I found both 1491 and 1493 to be very stimulating. Nice review and think you are right to point out if provides room for thought no matter what your ideological perspective may be. History does not have an ideology, it just is.
Sam L.--yes, and I was re-reading pertinent sections this morning with a view to sorting that out. The chronicler certainly mentions pestilence in connection with the three-month siege in which Cortez finally conquered the city of Mexico, but the sense is that it was no more than the expected pestilence of siege and starvation. Not once is there a suggestion that the Mexicans perceived themselves to have been visited by a novel illness. Europeans could easily be mistaken from a distance, of course, but Cortez wasn't fighting alone; he was in intimate contact with large forces of "Indians" who had joined forces with him to revolt against Mexico and Mutezuma. Surely they would have remarked on a brand-new plague? Surely it would have affected his allies just as severely?
This doesn't mean that smallpox didn't devastate the population later, of course. And the siege of Mexico was reported to have killed something like 100,000 Mexicans, many from "pestilence."
Well, I've got both 1491 and 1493 on my computer now, so I'll see what they have to say about it.
I was recently at Cahokia in Illinois which was the largest North American city for a long time. But it's decline seemed to predate the Spanish explorers. You can argue as Mann does that disease made the Spanish conquest easier (yes), but no amount of special pleading will make the Meso American and Andean societies more sophisticated.
India was conquered by a handful of Englishmen as the change at the top of government was not an issue for most of the people.
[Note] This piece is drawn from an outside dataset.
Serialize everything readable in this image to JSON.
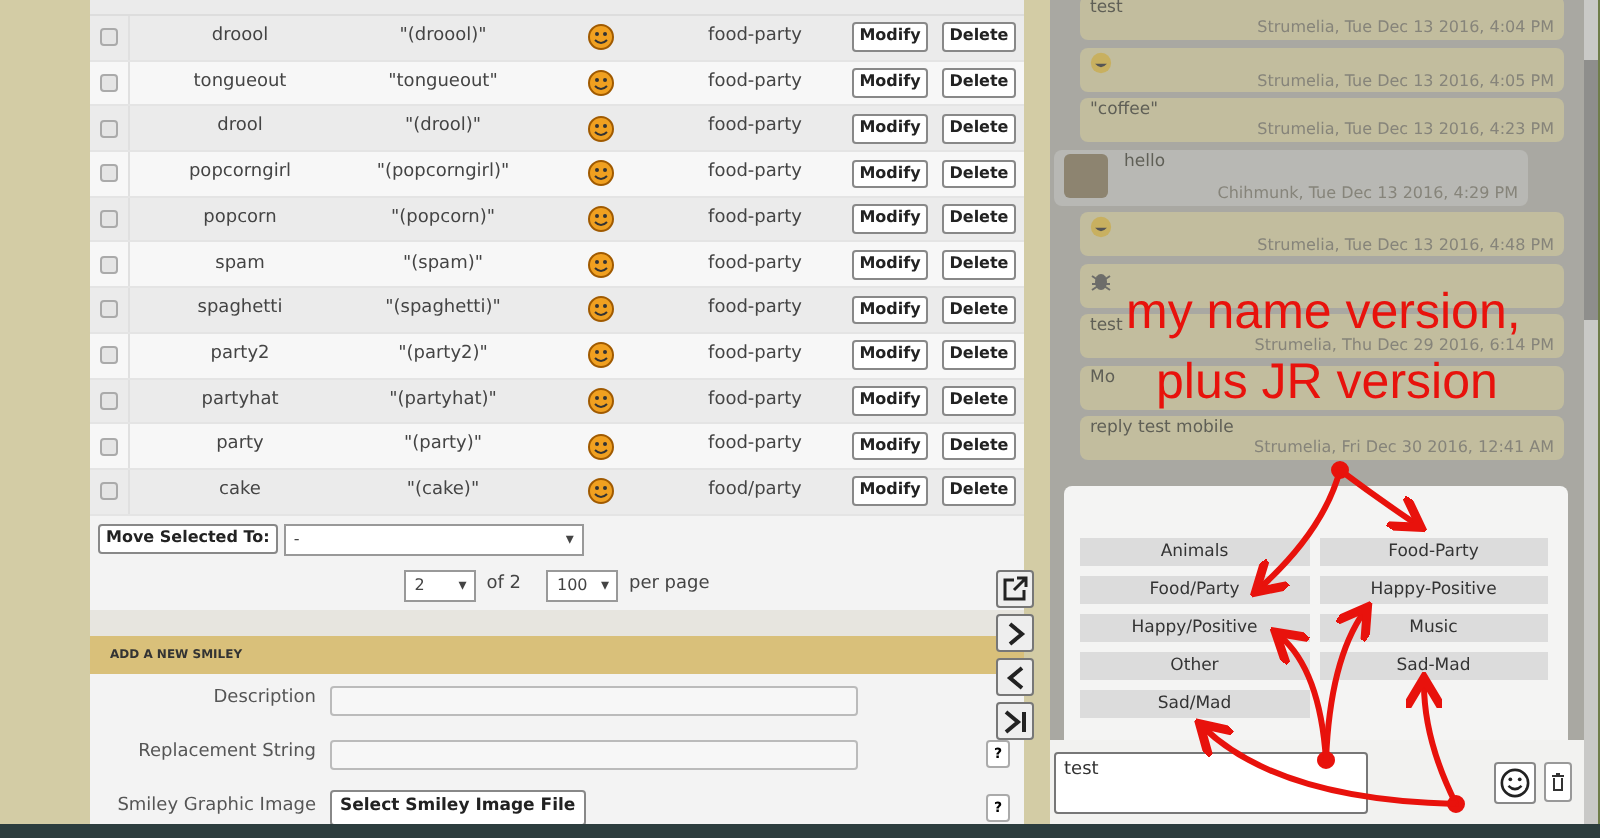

Except for high trade value goods and precious metals, very little could be usefully transported from the new world to the old. Only ideas and technology (including plants etc.) could make a significant difference.
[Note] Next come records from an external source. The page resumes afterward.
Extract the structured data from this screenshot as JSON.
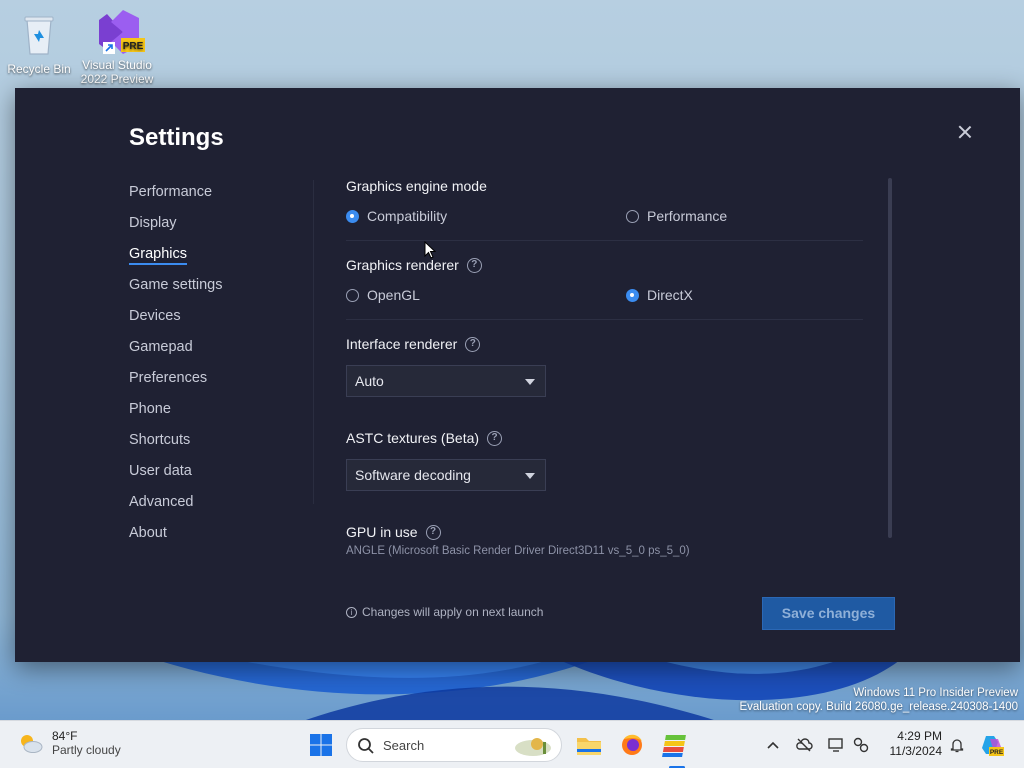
{
  "desktop": {
    "icons": [
      {
        "label": "Recycle Bin"
      },
      {
        "label": "Visual Studio 2022 Preview"
      }
    ],
    "watermark": {
      "line1": "Windows 11 Pro Insider Preview",
      "line2": "Evaluation copy. Build 26080.ge_release.240308-1400"
    }
  },
  "settings": {
    "title": "Settings",
    "nav": [
      {
        "label": "Performance"
      },
      {
        "label": "Display"
      },
      {
        "label": "Graphics",
        "active": true
      },
      {
        "label": "Game settings"
      },
      {
        "label": "Devices"
      },
      {
        "label": "Gamepad"
      },
      {
        "label": "Preferences"
      },
      {
        "label": "Phone"
      },
      {
        "label": "Shortcuts"
      },
      {
        "label": "User data"
      },
      {
        "label": "Advanced"
      },
      {
        "label": "About"
      }
    ],
    "graphics_engine_mode": {
      "label": "Graphics engine mode",
      "options": [
        {
          "label": "Compatibility",
          "selected": true
        },
        {
          "label": "Performance",
          "selected": false
        }
      ]
    },
    "graphics_renderer": {
      "label": "Graphics renderer",
      "options": [
        {
          "label": "OpenGL",
          "selected": false
        },
        {
          "label": "DirectX",
          "selected": true
        }
      ]
    },
    "interface_renderer": {
      "label": "Interface renderer",
      "value": "Auto"
    },
    "astc_textures": {
      "label": "ASTC textures (Beta)",
      "value": "Software decoding"
    },
    "gpu_in_use": {
      "label": "GPU in use",
      "value": "ANGLE (Microsoft Basic Render Driver Direct3D11 vs_5_0 ps_5_0)"
    },
    "footer_note": "Changes will apply on next launch",
    "save_label": "Save changes"
  },
  "taskbar": {
    "weather": {
      "temp": "84°F",
      "condition": "Partly cloudy"
    },
    "search_placeholder": "Search",
    "clock": {
      "time": "4:29 PM",
      "date": "11/3/2024"
    }
  },
  "colors": {
    "window_bg": "#1f2133",
    "accent": "#3b8cf0",
    "save_button": "#1f5aa3"
  }
}
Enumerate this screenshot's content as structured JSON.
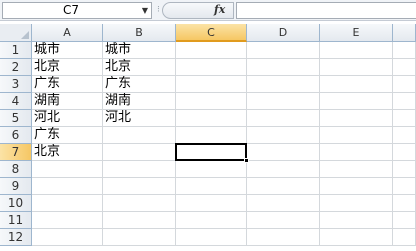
{
  "formula_bar": {
    "name_box": "C7",
    "name_box_arrow": "▼",
    "splitter": "⁝",
    "fx_label": "fx",
    "formula": ""
  },
  "columns": [
    "A",
    "B",
    "C",
    "D",
    "E"
  ],
  "rows": [
    "1",
    "2",
    "3",
    "4",
    "5",
    "6",
    "7",
    "8",
    "9",
    "10",
    "11",
    "12"
  ],
  "selected_cell": "C7",
  "cells": {
    "A1": "城市",
    "B1": "城市",
    "A2": "北京",
    "B2": "北京",
    "A3": "广东",
    "B3": "广东",
    "A4": "湖南",
    "B4": "湖南",
    "A5": "河北",
    "B5": "河北",
    "A6": "广东",
    "A7": "北京"
  }
}
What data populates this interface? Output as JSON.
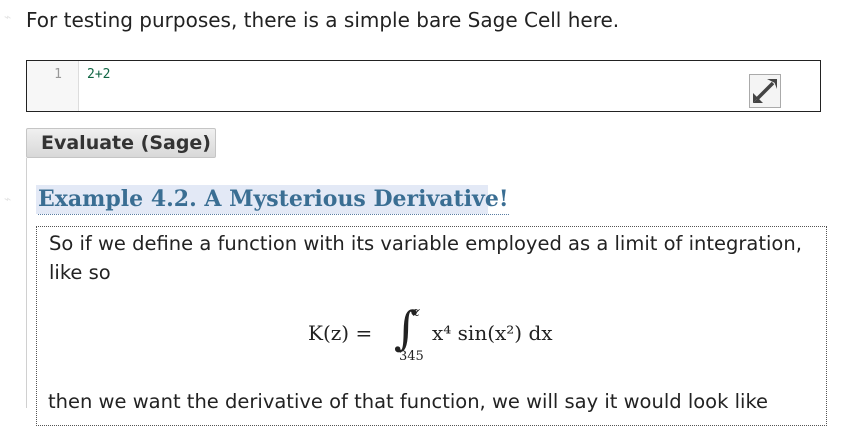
{
  "intro": {
    "text": "For testing purposes, there is a simple bare Sage Cell here."
  },
  "sage_cell": {
    "line_number": "1",
    "code": "2+2",
    "expand_icon": "expand-arrows-icon",
    "evaluate_label": "Evaluate (Sage)"
  },
  "example": {
    "title": "Example 4.2. A Mysterious Derivative!",
    "body": "So if we define a function with its variable employed as a limit of integration, like so",
    "formula": {
      "lhs": "K(z) = ",
      "upper_limit": "z",
      "lower_limit": "345",
      "integrand": "x⁴ sin(x²) dx"
    },
    "continuation": "then we want the derivative of that function, we will say it would look like"
  },
  "colors": {
    "title_text": "#3a6e93",
    "title_background": "#e3e9f6",
    "code_text": "#116644"
  }
}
When you compare the impoverished early European settlements with Indian culture, it's pretty easy to point out that one culture did these things better, while the other had the advantage in those other things. But when they really got down to it, the invading Europeans had a huge technological advantage even without considering the impact of disease. Nevertheless, it seems clear that the collapse and conquest went more quickly and smoothly after the native population was devastated. Africa held off Europeans far longer, in large part because the disease advantage tipped the other way.
The only difference between central run and bottom up freedom is that the losers are different people. There will still be losers, because without losers, superiority in action or class cannot be distinguished.
The losers in a free system are the incompetent or stupid. The losers in a top down hierarchy are the ones the powerful despise, lack pol connections, are part of the wrong bloodline, etc.